- Born: October 9, 1908 Manhattan, Kansas
- Died: May 1959 (aged 50) El Centro, California
- Allegiance: United States
- Branch: United States Navy, Office of Strategic Services
- Service years: 1941–1945 1946
- Rank: Lieutenant commander
- Awards: Purple heart, etc. Navy Cross;

= Jack Hendrick Taylor =

American military operative (1908–1959)

Jack Hendrick Taylor (October 9, 1908 – May 1959) was a United States Navy officer, OSS operative and Nazi concentration camp survivor.

==Early life==
Taylor was born in Kansas. He moved to Hollywood at age 13 with his mother, father and younger sister, where his father operated an orthodontic clinic. An avid yachtsman and swimmer, Taylor was also a licensed pilot.

==Military service==
After the Imperial Japanese Navy attacked Pearl Harbor Taylor enlisted in the US Navy and was assigned to a submarine chaser. Taylor, who had met William J. Donovan briefly before the war, was then recruited to join the OSS, the United States' wartime intelligence agency established in 1942. He was one of the first to join the organization's newly formed Maritime Unit, a precursor to the Navy SEALS. For this reason, Taylor is sometimes informally referred to as the "first Navy SEAL".

Taylor initially served as chief instructor at the Maritime Unit's secret Smith Point training camp in Maryland. In November 1942, Taylor helped inventor Christian J. Lambertsen demonstrate his secret Lambertsen Amphibious Respiratory Unit for OSS officer Commander H. G. A. Woolley. The invention would eventually allow the Maritime Unit to undertake clandestine diving missions in support of the Allied forces.

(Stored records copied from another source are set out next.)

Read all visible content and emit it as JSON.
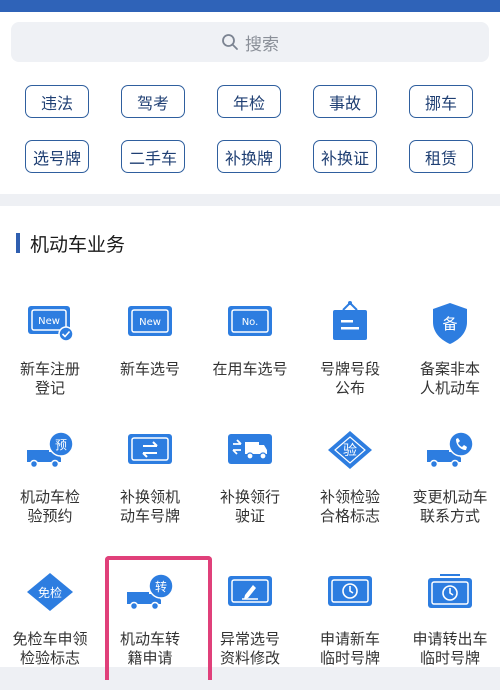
{
  "search": {
    "placeholder": "搜索"
  },
  "tags": [
    "违法",
    "驾考",
    "年检",
    "事故",
    "挪车",
    "选号牌",
    "二手车",
    "补换牌",
    "补换证",
    "租赁"
  ],
  "section": {
    "title": "机动车业务",
    "items": [
      {
        "line1": "新车注册",
        "line2": "登记",
        "icon": "new-plate-check-icon"
      },
      {
        "line1": "新车选号",
        "line2": "",
        "icon": "new-plate-icon"
      },
      {
        "line1": "在用车选号",
        "line2": "",
        "icon": "number-plate-icon"
      },
      {
        "line1": "号牌号段",
        "line2": "公布",
        "icon": "notice-board-icon"
      },
      {
        "line1": "备案非本",
        "line2": "人机动车",
        "icon": "shield-record-icon"
      },
      {
        "line1": "机动车检",
        "line2": "验预约",
        "icon": "truck-reserve-icon"
      },
      {
        "line1": "补换领机",
        "line2": "动车号牌",
        "icon": "plate-exchange-icon"
      },
      {
        "line1": "补换领行",
        "line2": "驶证",
        "icon": "license-truck-icon"
      },
      {
        "line1": "补领检验",
        "line2": "合格标志",
        "icon": "inspection-badge-icon"
      },
      {
        "line1": "变更机动车",
        "line2": "联系方式",
        "icon": "truck-phone-icon"
      },
      {
        "line1": "免检车申领",
        "line2": "检验标志",
        "icon": "exempt-badge-icon"
      },
      {
        "line1": "机动车转",
        "line2": "籍申请",
        "icon": "truck-transfer-icon"
      },
      {
        "line1": "异常选号",
        "line2": "资料修改",
        "icon": "edit-card-icon"
      },
      {
        "line1": "申请新车",
        "line2": "临时号牌",
        "icon": "temp-plate-clock-icon"
      },
      {
        "line1": "申请转出车",
        "line2": "临时号牌",
        "icon": "temp-plate-radio-icon"
      }
    ]
  }
}
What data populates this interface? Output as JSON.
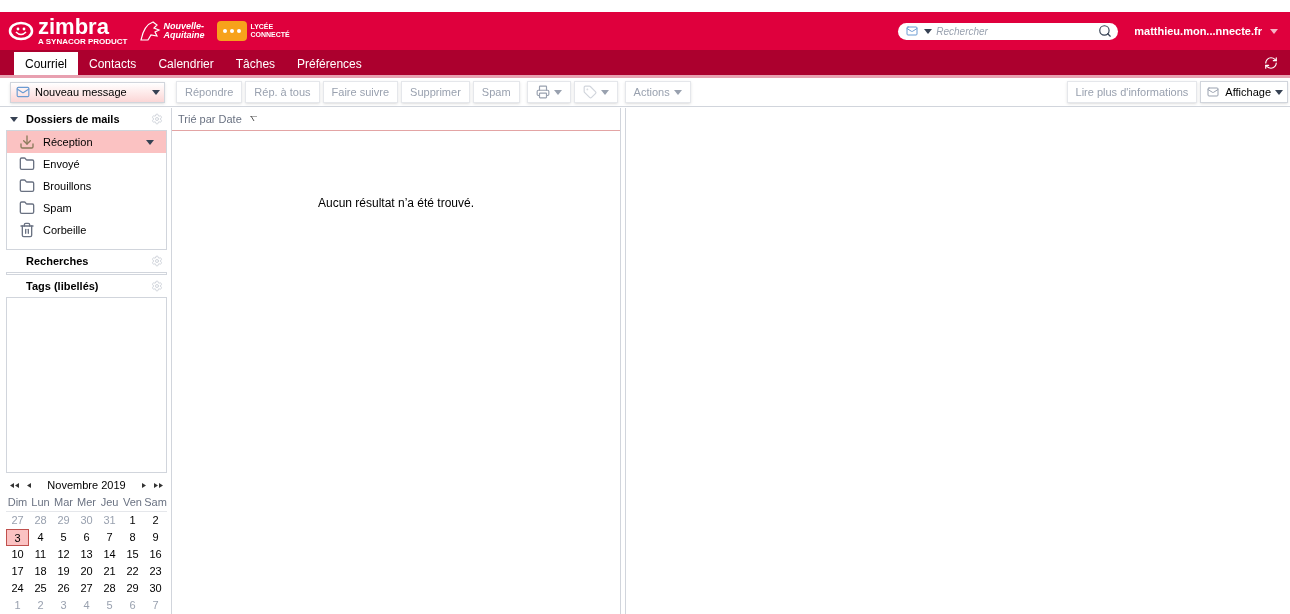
{
  "header": {
    "logo": {
      "name": "zimbra",
      "tagline": "A SYNACOR PRODUCT"
    },
    "region_logo": [
      "Nouvelle-",
      "Aquitaine"
    ],
    "school_logo": [
      "LYCÉE",
      "CONNECTÉ"
    ],
    "search": {
      "placeholder": "Rechercher"
    },
    "user": "matthieu.mon...nnecte.fr"
  },
  "tabs": [
    {
      "label": "Courriel",
      "selected": true
    },
    {
      "label": "Contacts",
      "selected": false
    },
    {
      "label": "Calendrier",
      "selected": false
    },
    {
      "label": "Tâches",
      "selected": false
    },
    {
      "label": "Préférences",
      "selected": false
    }
  ],
  "toolbar": {
    "new_message": "Nouveau message",
    "buttons": [
      {
        "kind": "text",
        "label": "Répondre"
      },
      {
        "kind": "text",
        "label": "Rép. à tous"
      },
      {
        "kind": "text",
        "label": "Faire suivre"
      },
      {
        "kind": "text",
        "label": "Supprimer"
      },
      {
        "kind": "text",
        "label": "Spam"
      },
      {
        "kind": "print"
      },
      {
        "kind": "tag"
      },
      {
        "kind": "menu",
        "label": "Actions"
      }
    ],
    "read_more": "Lire plus d'informations",
    "view": "Affichage"
  },
  "sidebar": {
    "sections": [
      {
        "title": "Dossiers de mails",
        "expanded": true,
        "folders": [
          {
            "kind": "inbox",
            "label": "Réception",
            "selected": true
          },
          {
            "kind": "sent",
            "label": "Envoyé",
            "selected": false
          },
          {
            "kind": "drafts",
            "label": "Brouillons",
            "selected": false
          },
          {
            "kind": "spam",
            "label": "Spam",
            "selected": false
          },
          {
            "kind": "trash",
            "label": "Corbeille",
            "selected": false
          }
        ]
      },
      {
        "title": "Recherches",
        "expanded": false
      },
      {
        "title": "Tags (libellés)",
        "expanded": false
      }
    ],
    "calendar": {
      "month": "Novembre 2019",
      "weekdays": [
        "Dim",
        "Lun",
        "Mar",
        "Mer",
        "Jeu",
        "Ven",
        "Sam"
      ],
      "weeks": [
        [
          {
            "day": "27",
            "muted": true,
            "selected": false
          },
          {
            "day": "28",
            "muted": true,
            "selected": false
          },
          {
            "day": "29",
            "muted": true,
            "selected": false
          },
          {
            "day": "30",
            "muted": true,
            "selected": false
          },
          {
            "day": "31",
            "muted": true,
            "selected": false
          },
          {
            "day": "1",
            "muted": false,
            "selected": false
          },
          {
            "day": "2",
            "muted": false,
            "selected": false
          }
        ],
        [
          {
            "day": "3",
            "muted": false,
            "selected": true
          },
          {
            "day": "4",
            "muted": false,
            "selected": false
          },
          {
            "day": "5",
            "muted": false,
            "selected": false
          },
          {
            "day": "6",
            "muted": false,
            "selected": false
          },
          {
            "day": "7",
            "muted": false,
            "selected": false
          },
          {
            "day": "8",
            "muted": false,
            "selected": false
          },
          {
            "day": "9",
            "muted": false,
            "selected": false
          }
        ],
        [
          {
            "day": "10",
            "muted": false,
            "selected": false
          },
          {
            "day": "11",
            "muted": false,
            "selected": false
          },
          {
            "day": "12",
            "muted": false,
            "selected": false
          },
          {
            "day": "13",
            "muted": false,
            "selected": false
          },
          {
            "day": "14",
            "muted": false,
            "selected": false
          },
          {
            "day": "15",
            "muted": false,
            "selected": false
          },
          {
            "day": "16",
            "muted": false,
            "selected": false
          }
        ],
        [
          {
            "day": "17",
            "muted": false,
            "selected": false
          },
          {
            "day": "18",
            "muted": false,
            "selected": false
          },
          {
            "day": "19",
            "muted": false,
            "selected": false
          },
          {
            "day": "20",
            "muted": false,
            "selected": false
          },
          {
            "day": "21",
            "muted": false,
            "selected": false
          },
          {
            "day": "22",
            "muted": false,
            "selected": false
          },
          {
            "day": "23",
            "muted": false,
            "selected": false
          }
        ],
        [
          {
            "day": "24",
            "muted": false,
            "selected": false
          },
          {
            "day": "25",
            "muted": false,
            "selected": false
          },
          {
            "day": "26",
            "muted": false,
            "selected": false
          },
          {
            "day": "27",
            "muted": false,
            "selected": false
          },
          {
            "day": "28",
            "muted": false,
            "selected": false
          },
          {
            "day": "29",
            "muted": false,
            "selected": false
          },
          {
            "day": "30",
            "muted": false,
            "selected": false
          }
        ],
        [
          {
            "day": "1",
            "muted": true,
            "selected": false
          },
          {
            "day": "2",
            "muted": true,
            "selected": false
          },
          {
            "day": "3",
            "muted": true,
            "selected": false
          },
          {
            "day": "4",
            "muted": true,
            "selected": false
          },
          {
            "day": "5",
            "muted": true,
            "selected": false
          },
          {
            "day": "6",
            "muted": true,
            "selected": false
          },
          {
            "day": "7",
            "muted": true,
            "selected": false
          }
        ]
      ]
    }
  },
  "message_list": {
    "sort_label": "Trié par Date",
    "empty_message": "Aucun résultat n’a été trouvé."
  }
}
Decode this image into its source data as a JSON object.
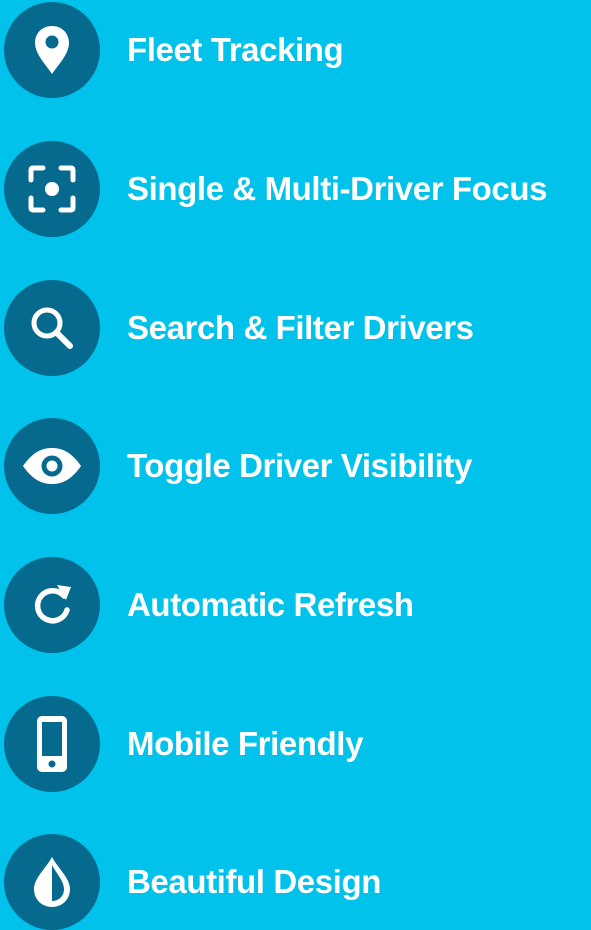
{
  "colors": {
    "background": "#00c2ea",
    "icon_circle": "#066a8f",
    "text": "#ffffff"
  },
  "features": [
    {
      "label": "Fleet Tracking",
      "icon": "map-pin-icon"
    },
    {
      "label": "Single & Multi-Driver Focus",
      "icon": "focus-target-icon"
    },
    {
      "label": "Search & Filter Drivers",
      "icon": "search-icon"
    },
    {
      "label": "Toggle Driver Visibility",
      "icon": "eye-icon"
    },
    {
      "label": "Automatic Refresh",
      "icon": "refresh-icon"
    },
    {
      "label": "Mobile Friendly",
      "icon": "mobile-phone-icon"
    },
    {
      "label": "Beautiful Design",
      "icon": "water-drop-icon"
    }
  ]
}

In summer 1943, Taylor was deployed to Cairo to gather watercraft for the unit's upcoming missions in the Aegean Sea. Taylor was active before the Battle of Leros, dodging German troops and carrying supplies to MI6 operatives. He often collaborated with American film actor Sterling Hayden, who worked for the OSS Special Operations branch. In September 1943, Taylor was appointed OSS Operations Officer in Italy, where he set up a Maritime Unit branch in the city of Bari to supply Josip Broz Tito's Yugoslav Partisans, a guerilla force fighting against Nazi Germany in occupied Yugoslavia. After the December 1943 air raid on Bari, Taylor relocated the OSS base of operations to Monopoli. Taylor personally led many of the Maritime Unit's covert missions, including one into Albania to rescue a flight of American nurses and medics who had been forced down in the Ceraunian Mountains. On a later trip, Taylor and his men were trapped in Albania for three months, sneaking back into Italy in July 1944 with letters from Albanian nationalist Abaz Kupi.

==Capture and internment==
In October 1944, Taylor parachuted into Austria with three OSS operatives to spy on German supply lines around the city of Wiener Neustadt. However, they caught the attention of Gestapo agents and were arrested and sent to the Morzinplatz Gestapo headquarters in Vienna. In March 1945, Taylor was transferred to the Mauthausen-Gusen concentration camp complex in northern Austria. He was one of the few American inmates in the camp and collected intelligence from fellow inmates regarding the atrocities committed in the camp. Taylor was also part of the slave labor force that built the crematorium used to exterminate the concentration camp prisoners. Suffering from dysentery and starvation, Taylor was scheduled to be executed four times, but was saved by fellow inmates who wanted him to survive to report on the camp conditions. Taylor was spared from execution a fifth time when part of the 11th Armored Division liberated the camp on May 5, 1945. He was interviewed inside the camp as part of the Nazi Concentration Camps film in 1945 by film director George Stevens. Taylor spent his remaining time in Austria collecting documents and interviewing witnesses to gather evidence against the camp commanders and guards.

==Post-military career==
After being honorably discharged in autumn 1945, Taylor returned to civilian life in California. He was briefly reactivated in 1946 to serve as one of the primary witnesses in United States of America vs. Hans Altfuldisch et al.. During the trial, he detailed many of the atrocities committed by Waffen-SS members at the Mauthausen-Gusen concentration camp complex, based on the evidence he had helped to gather.

According to biographer Patrick O'Donnell, Taylor suffered from symptoms contingent with posttraumatic stress disorder later in his life.

He died in the crash of a private light plane that he was piloting in the vicinity of Imperial County, California, not far from his residence, on 10 May 1959. His OSS files were not declassified until after his death.